Con el revuelo que se ha generado a raíz del débil análisis histórico-filosófico del presidente de la ANEAES, Dr. José Duarte Penayo, y que ha impactado en la sociedad, removiendo sentimientos ocultos y el largo sufrimiento de las víctimas de la pesada dictadura, es menester que el MEC inicie proyectos a nivel nacional para instalar como materia obligatoria la historia de la dictadura o, por lo menos, incluirla como parte de la malla curricular de la asignatura de Historia.
Se habla mucho en estos días de revisionismo de la historia del Paraguay; algunos incluso hablan de reescribir la historia paraguaya. En este grupo me incluyo, pues, debido a las numerosas imprecisiones de muchos historiadores, analistas y sociólogos —y ahora también entran en escena los filósofos—, considero esencial, para un país emergente, contar con personas lúcidas, brillantes y, sobre todo, independientes, capaces de realizar análisis rigurosos de cuestiones de relevancia, especialmente en lo que respecta a la historia del Paraguay.
En ese contexto, a modo de anécdota, llegó a mis manos el pedido de una historiadora estadounidense para que leyera su obra sobre la historia del Paraguay. Sin siquiera mirar el título, le respondí automáticamente que bajo ningún sentido lo haría, no por desconocer el tema, sino porque no me consideraba competente para abordar un asunto tan delicado y esencial como la historia de una nación. Allí terminó el contacto con la «historiadora».
De esta anécdota se infiere que cualquiera que haya leído algunos folletos fotocopiados en el colegio, la facultad o donde fuere, ya cree tener derecho a escribir sobre la historia del Paraguay, obviando los mecanismos rigurosos de investigación, comparación y contrastación de evidencias, entre otros procedimientos indispensables para que una obra sea realmente digna de ser leída como fuente primaria o, al menos, como fuente fidedigna que sirva de manual o modelo para generaciones futuras.
La incursión de este joven sociólogo, que interpreta desde un punto de vista cuasi filosófico una época oscura que vivió el país, constituye una evidencia de que el tema de la historia del Paraguay debe ser abordado con mucha cautela y con especial interés por parte del MEC, órgano rector de la educación nacional. Las evidencias existen: Paraguay posee una cultura muy joven y fresca si se la compara con otros continentes de culturas milenarias ya sedimentadas. Con apenas quinientos y pico de historia, desde el primer contacto con los conquistadores, el país tiene bien registrados los procesos de desarrollo desde la llegada de los españoles hasta nuestros días.
En ese sentido, y como prueba de que existen documentos que avalan la conformación del grupo étnico paraguayo, basta con visitar el Archivo de Indias, en Sevilla, España, para descubrir, en los apartados correspondientes al Paraguay, una abundante cantidad de documentos alusivos al período colonial y al desarrollo del Paraguay como nación. Personalmente, he coleccionado varios documentos relacionados con el país, pues, debido a determinadas investigaciones, tuve que prácticamente asilarme en el Archivo de Indias para obtener datos necesarios para una investigación que mis tutores me habían encomendado durante mis estudios de doctorado. Y no solamente allí existen documentos, sino también en el Archivo de Roma, en el Archivo de Simancas, Archivo del Vaticano, el Instituto Smithonian, archivos del Reino Unido y en otros tantos archivos del mundo.

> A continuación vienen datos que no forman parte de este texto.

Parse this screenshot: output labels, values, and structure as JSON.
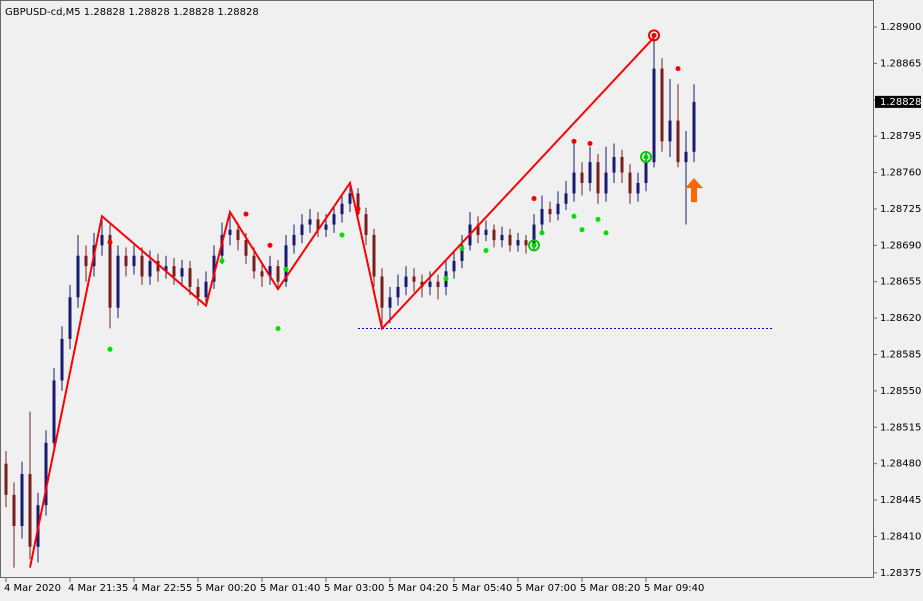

El MEC debería aprovechar este revuelo mediático generado por el profesional aludido, quien, a estas alturas, deja entrever que su objetivo sería visibilizarse para incursionar en la arena política en el próximo período legislativo. Por otro lado, este faux pas del sociólogo dio combustible a los medios de comunicación, logrando desviar momentáneamente la atención de los graves problemas que actualmente aquejan a la población, en especial el delicado tema de las jubilaciones, ante la insuficiencia de recursos para pagar a los jubilados, en contrapartida aparece en escena la caja parlamentaria, que solo podría sobrevivir con el oxígeno financiero del Estado.
En fin, volviendo al karaku de este artículo, es menester que se diluciden dos cuestiones fundamentales a partir del caso iniciado por el sociólogo de moda:
- ¿Debe seguir al frente de la ANEAES una persona con un sesgo marcadamente subjetivo sobre la historia del país, especialmente de una época oscura que vivió la nación, considerando que la ANEAES es la encargada de velar por la calidad de la educación universitaria?
- ¿Debe el MEC iniciar racionalmente un proceso de corrección y revisión de la historia del Paraguay bajo criterios rigurosos de la historiografía?
Aunque estas preguntas sean difíciles de responder, espero que, al menos, alguna autoridad pueda leer este artículo y que ello contribuya a introducir una dosis de racionalismo que permita generar cambios reales en el país.